Are we winning the war on terror? The Cultural Strategies Institute hosted a panel addressing this question at the National Press Club on October 11th. Host Lowell Christy said that the military is over-professionalized, and thus the only real solution is concrete actions focusing on the “invisible dynamics” of terrorism.
Panelist Dr. Dominick Donald, who works with the Aegis U.S. Liaison Teams in Iraq to “establish ground truth,” discussed the work being done by the Department of Defense to understand and maintain order at a grassroots level in conflict zones. The Department of Defense Task Force to Improve Business and Stability Operations in Iraq (TFBSO) has two main purposes, explained Donald: to encourage foreign investment in Iraq and to identify dying industrial enterprises in Iraq whose closure would have security implications. Bolstering these industries, argued Donald, prevents the danger panelist Robert Leitch warned against: unemployed young men.
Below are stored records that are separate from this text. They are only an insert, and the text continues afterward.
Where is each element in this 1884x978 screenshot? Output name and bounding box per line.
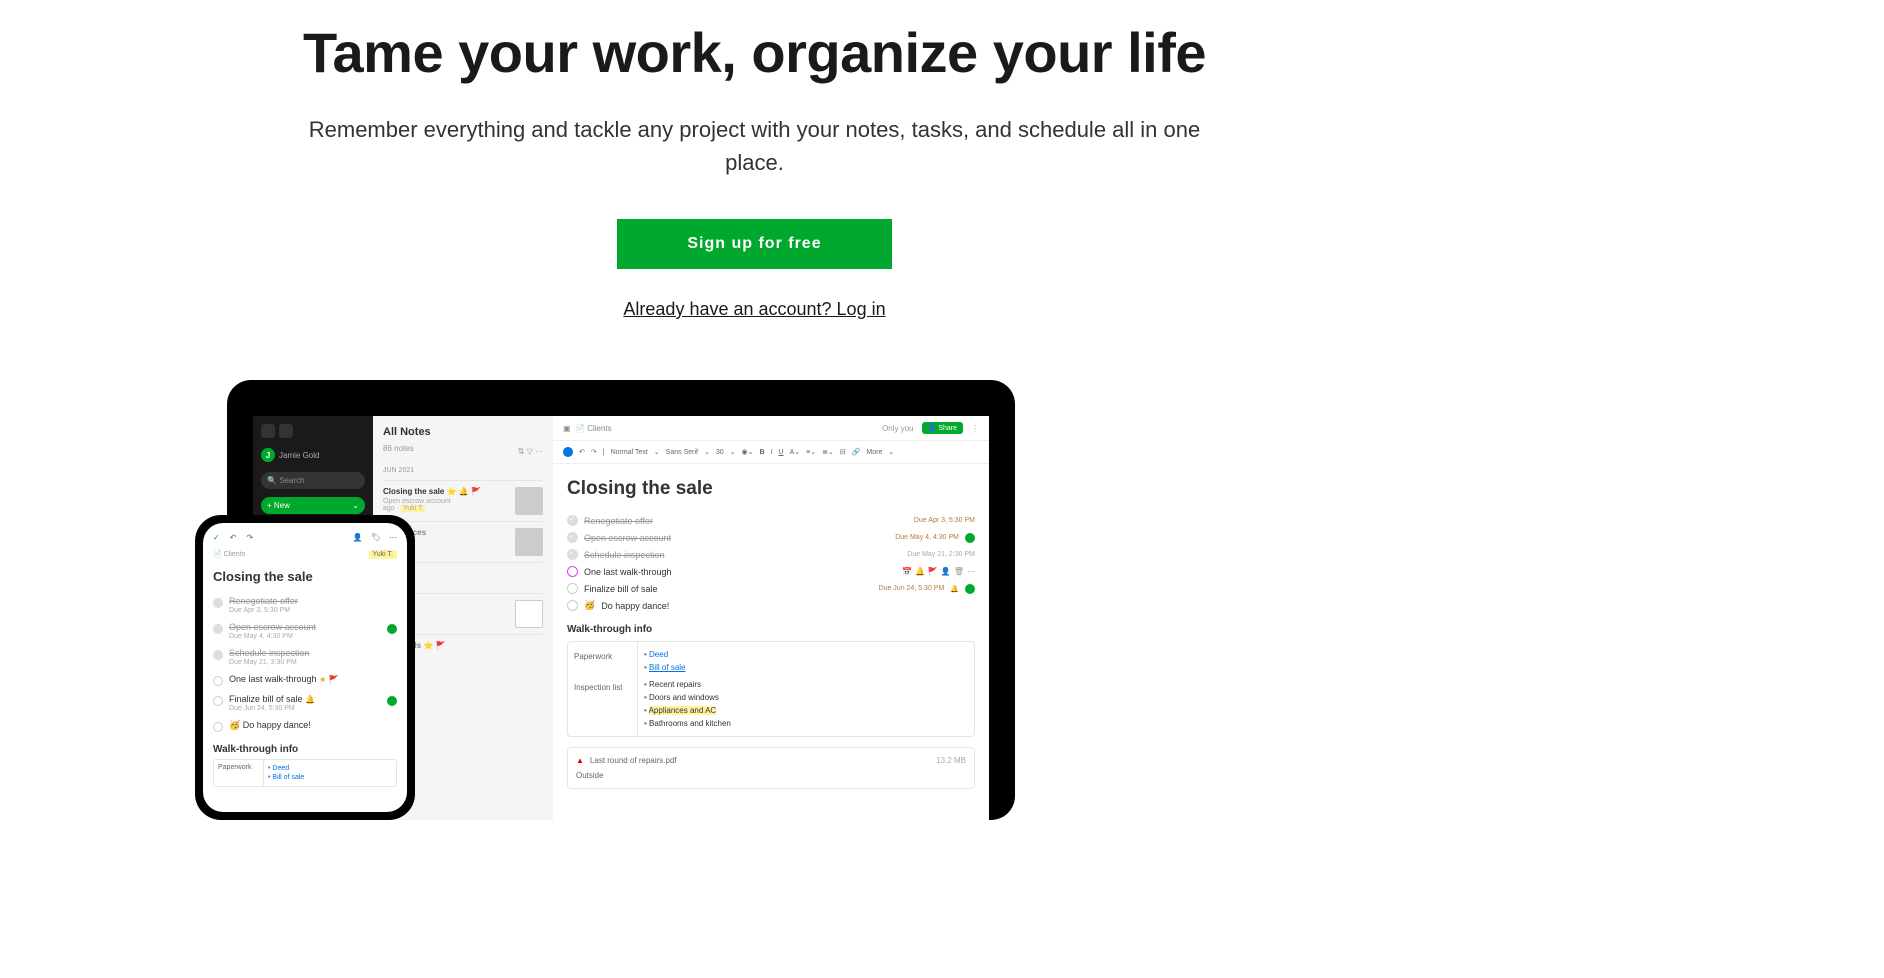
- new-button: + New⌄: [261, 497, 365, 514]
- numlist-icon: ≣⌄: [822, 448, 834, 456]
- redo-icon: ↷: [591, 448, 597, 456]
- hero-title: Tame your work, organize your life: [40, 20, 1469, 85]
- highlight-icon: A⌄: [790, 448, 801, 456]
- info-table: Paperwork Inspection list Deed Bill of s…: [567, 641, 975, 737]
- bell-icon: 🔔: [950, 585, 959, 593]
- qr-icon: [515, 600, 543, 628]
- flag-icon: 🚩: [928, 567, 938, 576]
- login-link[interactable]: Already have an account? Log in: [40, 299, 1469, 320]
- month-label: JUN 2021: [383, 467, 543, 474]
- search-input: 🔍 Search: [261, 472, 365, 489]
- note-item: Closing the sale ⭐ 🔔 🚩Open escrow accoun…: [383, 480, 543, 521]
- underline-icon: U: [779, 449, 784, 456]
- indent-icon: ⊟: [840, 448, 846, 456]
- undo-icon: ↶: [230, 533, 237, 542]
- note-count: 86 notes: [383, 444, 414, 453]
- redo-icon: ↷: [246, 533, 253, 542]
- nav-back-icon: [261, 424, 275, 438]
- share-button: 👤 Share: [922, 422, 963, 434]
- undo-icon: ↶: [579, 448, 585, 456]
- insert-icon: [563, 447, 573, 457]
- color-icon: ◉⌄: [742, 448, 754, 456]
- check-icon: ✓: [213, 533, 220, 542]
- thumb-icon: [515, 528, 543, 556]
- pdf-icon: ▲: [576, 756, 584, 765]
- trash-icon: 🗑: [954, 567, 964, 576]
- italic-icon: I: [771, 449, 773, 456]
- person-icon: 👤: [353, 533, 363, 542]
- more-icon: ⋮: [971, 424, 979, 433]
- attachment-card: ▲ Last round of repairs.pdf 13.2 MB Outs…: [567, 747, 975, 789]
- section-header: Walk-through info: [567, 624, 975, 635]
- more-icon: ⋯: [967, 567, 975, 576]
- phone-title: Closing the sale: [213, 569, 397, 584]
- editor-toolbar: ↶↷| Normal Text⌄ Sans Serif⌄ 30⌄ ◉⌄ B I …: [553, 441, 989, 464]
- cal-icon: 📅: [902, 567, 912, 576]
- user-avatar: J: [261, 448, 275, 462]
- phone-table: Paperwork DeedBill of sale: [213, 759, 397, 787]
- tag-icon: 🏷: [371, 533, 381, 542]
- tag-badge: Yuki T.: [369, 550, 398, 559]
- thumb-icon: [515, 487, 543, 515]
- bell-icon: 🔔: [915, 567, 925, 576]
- product-mockups: J Jamie Gold 🔍 Search + New⌄ All Notes 8…: [195, 380, 1055, 820]
- bold-icon: B: [760, 449, 765, 456]
- note-title: Closing the sale: [567, 478, 975, 500]
- list-icon: ≡⌄: [806, 448, 816, 456]
- tablet-editor: ▣ 📄 Clients Only you 👤 Share ⋮ ↶↷| Norma…: [553, 416, 989, 820]
- phone-frame: ✓ ↶ ↷ 👤 🏷 ⋯ 📄 Clients Yuki T. Closing th…: [195, 515, 415, 820]
- nav-fwd-icon: [279, 424, 293, 438]
- more-icon: ⋯: [389, 533, 397, 542]
- phone-section: Walk-through info: [213, 744, 397, 755]
- user-name: Jamie Gold: [279, 451, 319, 460]
- link-icon: 🔗: [852, 448, 861, 456]
- signup-button[interactable]: Sign up for free: [617, 219, 891, 269]
- notelist-header: All Notes: [383, 426, 543, 438]
- hero-subtitle: Remember everything and tackle any proje…: [290, 113, 1220, 179]
- user-icon: 👤: [941, 567, 951, 576]
- visibility-label: Only you: [882, 424, 914, 433]
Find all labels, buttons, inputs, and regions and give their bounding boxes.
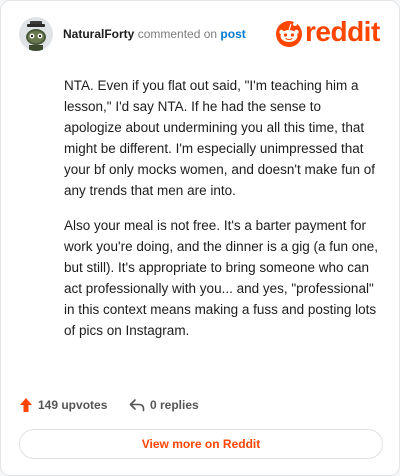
reddit-snoo-logo-icon	[276, 21, 302, 47]
comment-paragraph: NTA. Even if you flat out said, "I'm tea…	[64, 78, 375, 198]
comment-meta: NaturalForty commented on post	[63, 27, 246, 41]
commented-on-text: commented on	[137, 27, 218, 41]
comment-header: NaturalForty commented on post reddit	[19, 15, 383, 51]
upvote-count: 149 upvotes	[38, 398, 108, 412]
reddit-wordmark: reddit	[305, 16, 380, 47]
username-link[interactable]: NaturalForty	[63, 27, 134, 41]
reddit-logo[interactable]: reddit	[275, 15, 383, 51]
upvote-arrow-icon	[20, 398, 32, 412]
view-more-button[interactable]: View more on Reddit	[19, 429, 383, 459]
comment-embed-card: NaturalForty commented on post reddit NT…	[0, 0, 400, 476]
reply-button[interactable]: 0 replies	[129, 395, 199, 415]
comment-paragraph: Also your meal is not free. It's a barte…	[64, 218, 379, 338]
user-avatar-icon[interactable]	[19, 17, 53, 51]
upvote-button[interactable]: 149 upvotes	[19, 395, 107, 415]
comment-actions: 149 upvotes 0 replies	[19, 395, 319, 415]
reply-arrow-icon	[129, 399, 145, 412]
comment-body: NTA. Even if you flat out said, "I'm tea…	[64, 75, 382, 355]
post-link[interactable]: post	[220, 27, 245, 41]
reply-count: 0 replies	[150, 398, 199, 412]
Leitch, who has worked with Project Hope and other grassroots organizations, proclaimed that the common denominator of terrorism, the “most dangerous creature on the planet earth, is a young man without a job.” This is why it is so important to maintain the economy of developing and unstable countries.
Unfortunately for Americans, the media misrepresents these problems, he claimed, adding that the first casualty of war is truth, because “the media dictates, it dictates everything.”
The media helps to shape societies paradigm. Yet, he argued that most people tend to view the world through the prism of their time and culture. He defined the American prism as a preoccupation with education and technology— a desire to proliferate schools and modern gadgets. Consequently, Leitch warned that Americans not become blinded by their “own cultural prism.” Rather, it is absolutely necessary, in order to provide the right kind of help, to pay attention to a region’s particular needs.
When Leitch was in Uganda, he asked the nomadic tribe with which he was working what they most wanted. They responded that they desired for their wives not to die in childbirth and for their animals to be healthy. Cows are a really big deal—economically they are everything—in the particular nomadic culture with which he was working. So he found people to help their women through childbirth and to help care for their cows.
Leitch’s second anecdote of how to fight terror on the ground was based in Nicaragua. While administering vaccinations to a small Nicaraguan village, he discovered that there was a higher demand for veterinarian work than for human health care. Leitch spoke with a man who admitted that if his horse dies he would be a very poor man because he cannot afford a new one, but if his baby dies, well, he can make a new one. That is the sad reality of the situation, lamented Leitch. The motivating factors of terrorism, he said, are far more complex than “the hearts and minds of the local village.”